ANTONIO BURGOS | EL RECUADRO


Estraza para Rogelio

Dios, cómo pasa el tiempo. Mejor dicho: Santísimo Cristo de la Misericordia, muerto en brazos de La Piedad del Baratillo, ¡cómo pasa el tiempo! Cuando muchas mañanas me llamaba Rogelio Gómez el de Trifón para comentar asuntos de Sevilla, o de la marcha de los negocios con la crisis, o de la guasa que aquí hay, harto de coles me decía como una liberación, como un sueño mucho más lejano que su pasiego Valle de Toranzo, siempre en flor de banderín del Racing en su tienda de la calle Jimios:

—Como que estoy deseando que llegue el 16 de mayo del 2011 para jubilarme...

Ese 16 de mayo, ay, ha llegado.
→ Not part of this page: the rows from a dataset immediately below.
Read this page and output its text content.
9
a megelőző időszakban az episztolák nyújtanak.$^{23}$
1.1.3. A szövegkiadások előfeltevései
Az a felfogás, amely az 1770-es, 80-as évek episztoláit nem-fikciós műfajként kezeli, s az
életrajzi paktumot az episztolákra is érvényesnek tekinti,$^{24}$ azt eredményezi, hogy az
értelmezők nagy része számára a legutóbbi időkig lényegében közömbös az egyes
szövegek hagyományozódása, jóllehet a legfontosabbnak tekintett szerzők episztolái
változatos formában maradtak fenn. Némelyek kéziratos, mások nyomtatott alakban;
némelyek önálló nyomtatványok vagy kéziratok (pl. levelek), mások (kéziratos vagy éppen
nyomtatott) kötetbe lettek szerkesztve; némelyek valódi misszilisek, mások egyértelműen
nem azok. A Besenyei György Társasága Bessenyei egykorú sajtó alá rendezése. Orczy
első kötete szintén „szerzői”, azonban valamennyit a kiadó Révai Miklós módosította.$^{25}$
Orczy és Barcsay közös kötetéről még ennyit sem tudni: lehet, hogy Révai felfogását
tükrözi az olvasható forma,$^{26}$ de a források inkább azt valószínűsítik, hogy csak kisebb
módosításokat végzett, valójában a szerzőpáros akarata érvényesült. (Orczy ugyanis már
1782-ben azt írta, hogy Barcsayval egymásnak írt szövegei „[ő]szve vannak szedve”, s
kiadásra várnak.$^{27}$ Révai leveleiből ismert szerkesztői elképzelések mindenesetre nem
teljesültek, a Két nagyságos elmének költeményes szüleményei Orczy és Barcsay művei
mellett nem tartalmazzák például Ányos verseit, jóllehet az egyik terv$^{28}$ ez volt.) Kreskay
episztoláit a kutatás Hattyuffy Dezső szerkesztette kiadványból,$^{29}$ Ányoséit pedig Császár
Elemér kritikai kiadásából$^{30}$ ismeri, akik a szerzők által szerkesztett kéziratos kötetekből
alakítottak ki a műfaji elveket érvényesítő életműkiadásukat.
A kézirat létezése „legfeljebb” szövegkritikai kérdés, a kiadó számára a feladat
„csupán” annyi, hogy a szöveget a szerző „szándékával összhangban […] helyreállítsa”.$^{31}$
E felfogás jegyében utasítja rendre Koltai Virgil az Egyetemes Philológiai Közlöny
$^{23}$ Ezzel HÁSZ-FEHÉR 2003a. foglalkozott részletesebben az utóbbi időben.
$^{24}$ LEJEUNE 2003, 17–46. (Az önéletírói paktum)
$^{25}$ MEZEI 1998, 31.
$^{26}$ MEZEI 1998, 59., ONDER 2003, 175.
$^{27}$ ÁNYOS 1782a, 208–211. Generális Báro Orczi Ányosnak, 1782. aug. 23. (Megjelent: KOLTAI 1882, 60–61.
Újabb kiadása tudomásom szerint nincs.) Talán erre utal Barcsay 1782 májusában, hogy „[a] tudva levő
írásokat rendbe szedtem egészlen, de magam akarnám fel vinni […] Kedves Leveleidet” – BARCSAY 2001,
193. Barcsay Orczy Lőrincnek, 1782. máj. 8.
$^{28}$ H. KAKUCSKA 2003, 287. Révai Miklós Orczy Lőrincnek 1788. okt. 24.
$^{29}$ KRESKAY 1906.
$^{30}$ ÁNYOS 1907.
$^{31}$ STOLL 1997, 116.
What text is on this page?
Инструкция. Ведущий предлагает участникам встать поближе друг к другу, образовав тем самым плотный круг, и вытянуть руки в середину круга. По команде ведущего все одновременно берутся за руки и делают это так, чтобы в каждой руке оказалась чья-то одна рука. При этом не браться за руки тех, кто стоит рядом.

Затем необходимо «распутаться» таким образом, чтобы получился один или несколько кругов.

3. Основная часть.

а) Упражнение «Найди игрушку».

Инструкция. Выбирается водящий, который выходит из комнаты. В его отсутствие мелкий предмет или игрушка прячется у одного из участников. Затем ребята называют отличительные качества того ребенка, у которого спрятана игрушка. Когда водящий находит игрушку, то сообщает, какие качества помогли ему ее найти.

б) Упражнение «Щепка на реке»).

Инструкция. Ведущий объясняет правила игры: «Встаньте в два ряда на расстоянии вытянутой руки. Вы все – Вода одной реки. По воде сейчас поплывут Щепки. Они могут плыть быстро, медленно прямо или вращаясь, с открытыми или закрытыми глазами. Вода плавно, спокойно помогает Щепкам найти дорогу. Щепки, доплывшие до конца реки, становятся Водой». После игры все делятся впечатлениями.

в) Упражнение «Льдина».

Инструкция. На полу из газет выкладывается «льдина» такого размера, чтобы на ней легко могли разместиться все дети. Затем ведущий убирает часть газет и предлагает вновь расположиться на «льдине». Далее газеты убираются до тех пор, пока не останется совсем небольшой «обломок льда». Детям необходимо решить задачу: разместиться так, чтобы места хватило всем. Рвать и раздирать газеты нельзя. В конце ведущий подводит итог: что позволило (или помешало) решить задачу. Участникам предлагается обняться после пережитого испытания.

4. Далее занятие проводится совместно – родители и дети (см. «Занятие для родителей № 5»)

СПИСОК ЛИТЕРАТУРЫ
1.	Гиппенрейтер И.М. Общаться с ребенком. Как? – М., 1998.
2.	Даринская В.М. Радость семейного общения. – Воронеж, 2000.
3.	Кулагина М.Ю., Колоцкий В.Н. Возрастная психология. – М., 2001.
El día que el toro mató a Joselito, ojú. Hoy es el día en que te jubilas, querido Rogelio, querido Niño de Trifón, al cumplir la edad en tu vieja Flor de Toranzo. Te lo iba a escribir en el mejor pergamino: un papel de estraza, manchado de lomo en manteca. Iba a decir que tienes la más noble ejecutoria, caballero de la Real Maestranza del Trabajo de Sevilla. Cuatro apellidos probados en la nobleza del trabajo, en el mostrador del ultramarino o del puesto de carnicero. Con tus años de mostrador y de cuchillo de cortar el jamón que heredaste de tu padre como el título de nobleza que en realidad es, conseguiste, Rogelio, que cuando te dieron la Medalla del Trabajo el diploma que te nombraba como lo que eres, Excelentísimo Señor, pareciera impreso no en pergamino de vanidades, sino en la suprema verdad comercial del papel de estraza, tabernero y a mucha honra.

Pero en ese papel, ay, Rogelio, escribo que hoy no sólo te jubilas tú, sino también toda una Sevilla, la tuya intransferible, bética y baratillera, jándala del Arenal. Es como si estuviéramos en la barra de tu tienda y diera de golpe todas las horas el reloj del Ayuntamiento. O como si, en la moviola de un gol del otro Rogelio de nuestro Glorioso Betis, viéramos retroceder el tiempo. Yo ahora, Rogelio, me acuerdo de un día de mayo de 2004, cuando ibas en el coche con Blanca camino de tu otra patria montañesa, y te sonó el móvil. Era Javier Arenas. Te habían dado la Medalla del Trabajo. Y antes de pararte en la cuneta y hartarte de llorar acordándote de tu padre, le dijiste al ministro:

—No sé cómo a un tabernero le van a llamar excelentísimo señor...

Yo ahora, Rogelio, te lo llamo. Y venciendo el tiempo, entro en la memoria de La Flor de Toranzo y veo el baby azul de tu padre. Y te veo a ti de pantalón corto, haciéndole mandados por el barrio. Qué dos excelentísimos señores, Trifón y su hijo Rogelio. O te veo como el soldado de la Maestranza de Artillería que da un rodeo al ir al cuartel, para pasar por el Arco del Postigo y poder cuadrarse y pegarle el saludazo a la Pura y Limpia. Yo ahora, Rogelio, entro en tu tienda, ya tú casado con Blanca, y me tomo una copita con el Padre Estudillo, y veo al fondo del mostrador a Baldomero el corredor, y pasa Chamaco Moore y te saluda desde la calle y te dice algo de la hermandad. Y ahora se hace un silencio, porque llega Menchu Tablantes con Doña María de las Mercedes, que vienen de hacer devota estación en La Alicantina. Y tú le sirves a la Reina Madre una copa de Solera 1847 y le ofreces su tapita de jamón sobre este nobilísimo papel de estraza en que, ay, te escribo, y sobre el que acaba de caer no sé si un chorreón de grasa de ese jamón que tienes colgado ahí en el rincón donde lo cortaba tu padre, o si una lágrima de Sevilla. Ya sé por qué, Rogelio, llorarán este año en la Giralda las Lágrimas de San Pedro que salvaste del olvido.